Introduction
Rolling out new models in e-commerce can be risky. Shadow traffic allows for safe testing of new models by mirroring live traffic without affecting user experience. This tutorial will guide you through the implementation process.
Prerequisites
Familiarity with:
- Machine learning model deployment
- A/B testing methodologies
Step 1: Set Up Shadow Traffic Environment
Create an environment that can handle shadow traffic without impacting the production system. This may involve duplicating certain components of your architecture.
Step 2: Route Traffic to New Model
Configure your system to route a portion of live traffic to the new model while keeping the main traffic unaffected. This helps in comparing performance metrics in real-time.

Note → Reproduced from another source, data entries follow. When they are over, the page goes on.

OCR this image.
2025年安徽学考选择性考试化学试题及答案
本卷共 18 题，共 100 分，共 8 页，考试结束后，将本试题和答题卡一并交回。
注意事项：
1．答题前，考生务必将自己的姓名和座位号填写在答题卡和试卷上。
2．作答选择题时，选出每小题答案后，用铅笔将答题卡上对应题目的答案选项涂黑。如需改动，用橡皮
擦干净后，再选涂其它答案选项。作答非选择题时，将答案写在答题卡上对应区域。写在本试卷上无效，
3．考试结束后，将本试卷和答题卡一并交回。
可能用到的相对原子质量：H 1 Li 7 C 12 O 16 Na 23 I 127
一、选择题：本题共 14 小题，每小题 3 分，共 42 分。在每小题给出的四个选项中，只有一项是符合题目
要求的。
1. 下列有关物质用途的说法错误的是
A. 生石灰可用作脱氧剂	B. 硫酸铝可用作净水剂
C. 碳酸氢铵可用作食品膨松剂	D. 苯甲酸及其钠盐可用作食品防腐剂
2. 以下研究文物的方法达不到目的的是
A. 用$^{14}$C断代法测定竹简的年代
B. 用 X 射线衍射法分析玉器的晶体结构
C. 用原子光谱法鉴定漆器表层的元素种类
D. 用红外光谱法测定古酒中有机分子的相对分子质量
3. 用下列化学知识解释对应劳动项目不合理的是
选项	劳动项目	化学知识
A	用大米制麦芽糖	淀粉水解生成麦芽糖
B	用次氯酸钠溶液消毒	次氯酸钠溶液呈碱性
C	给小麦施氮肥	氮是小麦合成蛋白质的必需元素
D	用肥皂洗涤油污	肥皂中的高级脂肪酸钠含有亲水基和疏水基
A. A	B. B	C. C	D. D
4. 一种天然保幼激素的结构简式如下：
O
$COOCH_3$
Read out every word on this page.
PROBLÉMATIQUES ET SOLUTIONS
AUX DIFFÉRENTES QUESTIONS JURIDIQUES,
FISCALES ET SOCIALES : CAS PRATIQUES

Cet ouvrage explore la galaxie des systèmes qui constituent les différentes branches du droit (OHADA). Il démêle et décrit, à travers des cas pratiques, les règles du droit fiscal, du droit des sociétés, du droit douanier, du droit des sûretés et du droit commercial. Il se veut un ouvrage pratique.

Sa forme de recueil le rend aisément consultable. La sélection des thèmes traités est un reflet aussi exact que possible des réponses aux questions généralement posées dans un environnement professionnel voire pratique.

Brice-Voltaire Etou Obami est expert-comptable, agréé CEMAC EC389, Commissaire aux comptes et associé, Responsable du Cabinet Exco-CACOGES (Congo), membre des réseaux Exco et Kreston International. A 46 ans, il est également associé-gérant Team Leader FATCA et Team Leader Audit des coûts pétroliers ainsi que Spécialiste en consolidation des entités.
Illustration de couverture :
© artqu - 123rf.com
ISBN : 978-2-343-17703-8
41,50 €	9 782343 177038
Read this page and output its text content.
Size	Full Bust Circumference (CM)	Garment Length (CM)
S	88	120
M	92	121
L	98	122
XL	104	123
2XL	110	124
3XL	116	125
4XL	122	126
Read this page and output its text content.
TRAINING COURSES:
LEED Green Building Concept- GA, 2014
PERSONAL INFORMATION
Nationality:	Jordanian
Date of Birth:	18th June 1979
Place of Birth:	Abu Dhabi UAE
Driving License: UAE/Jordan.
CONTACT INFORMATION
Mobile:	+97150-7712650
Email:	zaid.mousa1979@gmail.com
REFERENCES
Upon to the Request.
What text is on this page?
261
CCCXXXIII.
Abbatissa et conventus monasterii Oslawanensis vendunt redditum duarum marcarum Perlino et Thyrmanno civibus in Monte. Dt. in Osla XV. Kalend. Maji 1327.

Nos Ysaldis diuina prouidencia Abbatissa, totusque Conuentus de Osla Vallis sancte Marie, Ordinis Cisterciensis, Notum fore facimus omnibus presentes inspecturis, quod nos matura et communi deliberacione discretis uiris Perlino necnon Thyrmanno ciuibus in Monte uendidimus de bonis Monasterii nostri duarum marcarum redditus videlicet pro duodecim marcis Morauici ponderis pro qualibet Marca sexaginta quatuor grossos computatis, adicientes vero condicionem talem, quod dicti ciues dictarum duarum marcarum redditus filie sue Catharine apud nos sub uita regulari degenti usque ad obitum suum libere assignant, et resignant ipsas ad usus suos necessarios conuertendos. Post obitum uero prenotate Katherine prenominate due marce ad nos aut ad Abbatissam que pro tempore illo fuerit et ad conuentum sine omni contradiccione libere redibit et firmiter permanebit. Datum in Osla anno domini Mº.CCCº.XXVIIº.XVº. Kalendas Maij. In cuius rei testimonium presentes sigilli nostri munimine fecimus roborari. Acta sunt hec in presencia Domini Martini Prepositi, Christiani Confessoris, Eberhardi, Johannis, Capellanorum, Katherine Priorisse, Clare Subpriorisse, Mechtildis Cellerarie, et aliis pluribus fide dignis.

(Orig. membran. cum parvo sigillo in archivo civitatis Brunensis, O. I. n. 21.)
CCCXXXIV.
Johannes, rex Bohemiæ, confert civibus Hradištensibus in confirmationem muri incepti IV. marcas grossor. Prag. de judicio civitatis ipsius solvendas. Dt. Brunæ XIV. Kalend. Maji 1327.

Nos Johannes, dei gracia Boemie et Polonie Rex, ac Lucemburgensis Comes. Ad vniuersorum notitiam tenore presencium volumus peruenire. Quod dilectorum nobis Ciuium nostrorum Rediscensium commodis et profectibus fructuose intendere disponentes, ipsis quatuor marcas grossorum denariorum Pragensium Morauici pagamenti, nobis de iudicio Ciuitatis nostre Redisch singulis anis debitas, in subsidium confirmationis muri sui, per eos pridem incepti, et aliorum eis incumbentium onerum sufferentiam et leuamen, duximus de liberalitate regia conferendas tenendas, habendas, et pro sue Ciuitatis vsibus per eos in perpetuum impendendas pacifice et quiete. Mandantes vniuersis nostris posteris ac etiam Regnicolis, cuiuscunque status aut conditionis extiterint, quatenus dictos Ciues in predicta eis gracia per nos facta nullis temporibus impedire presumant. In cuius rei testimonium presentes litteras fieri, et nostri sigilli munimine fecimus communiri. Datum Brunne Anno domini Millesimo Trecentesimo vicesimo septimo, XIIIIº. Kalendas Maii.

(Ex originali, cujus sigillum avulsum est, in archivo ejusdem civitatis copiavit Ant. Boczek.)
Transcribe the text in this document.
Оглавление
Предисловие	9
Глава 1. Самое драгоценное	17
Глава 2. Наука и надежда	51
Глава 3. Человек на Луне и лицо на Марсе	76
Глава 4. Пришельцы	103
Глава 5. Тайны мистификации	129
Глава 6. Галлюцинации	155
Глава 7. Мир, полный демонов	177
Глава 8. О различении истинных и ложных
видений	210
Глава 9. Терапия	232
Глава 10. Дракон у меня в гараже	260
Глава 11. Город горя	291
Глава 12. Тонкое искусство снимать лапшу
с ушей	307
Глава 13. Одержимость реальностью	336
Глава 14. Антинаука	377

Step 3: Monitor Performance Metrics
Monitor key performance indicators (KPIs) such as conversion rates, user engagement, and response times for both the old and new models during the shadow traffic phase.
Step 4: Analyze Results and Make Decisions
After a predetermined testing period, analyze the results. If the new model performs better, plan for a full rollout. If not, refine the model based on insights gained from the shadow traffic.
Troubleshooting
If you encounter issues during the shadow traffic phase, consider:
- Ensuring that the shadow environment accurately reflects the production environment.
- Monitoring for any unexpected performance degradation in the main traffic.
Conclusion
Shadow traffic provides a robust framework for safely testing new models in e-commerce, allowing for data-driven decision-making without risking user experience.